The strategy describes the return to sea control and implementation of distributed lethality as an operational and organizational principle for achieving and sustaining sea control at will.

Distributed lethality reinforces fleet initiatives that drive collaboration and integration across warfighting domains. The concept requires increasing the offensive and defensive capability of surface forces and the navy is therefore working on a maritime version of the Tomahawk Land Attack Missile and is considering the Kongsberg Naval Strike Missile, Lockheed Martin’s Long Range Anti-Surface Missile and a modified Boeing Harpoon as means of increasing its offensive power.
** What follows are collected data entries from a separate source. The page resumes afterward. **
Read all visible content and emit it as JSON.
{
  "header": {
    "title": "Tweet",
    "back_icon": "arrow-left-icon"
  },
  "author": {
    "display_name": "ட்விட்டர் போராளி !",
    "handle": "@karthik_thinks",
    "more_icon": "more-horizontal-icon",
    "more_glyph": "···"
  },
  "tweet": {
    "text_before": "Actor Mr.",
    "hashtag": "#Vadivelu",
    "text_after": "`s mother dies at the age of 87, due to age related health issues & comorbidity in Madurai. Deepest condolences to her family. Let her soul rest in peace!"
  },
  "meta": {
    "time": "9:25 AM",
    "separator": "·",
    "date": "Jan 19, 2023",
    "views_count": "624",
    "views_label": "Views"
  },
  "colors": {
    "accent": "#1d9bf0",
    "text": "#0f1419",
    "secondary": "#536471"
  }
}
“We are entering a new age of Seapower. A quarter-century of global maritime dominance by the U.S. Navy is now being tested by the return of great power dynamics,” Vice Adm. Tom Rowden, Commander, Naval Surface Forces, said.

“By providing a more powerful deterrent, we can dissuade the first act of aggression, and failing that, we will respond to an attack to compel the adversary to cease hostilities by rendering it incapable of further aggression.

We will do this by providing our warships with the tactics, talent, tools, and training to deceive, target and destroy enemy forces, and by instilling this warfighting ethos in the crews that fight our warships. The strategy serves as our call to action to build, organize, train, and equip surface forces that can fight and win today, tomorrow and beyond.”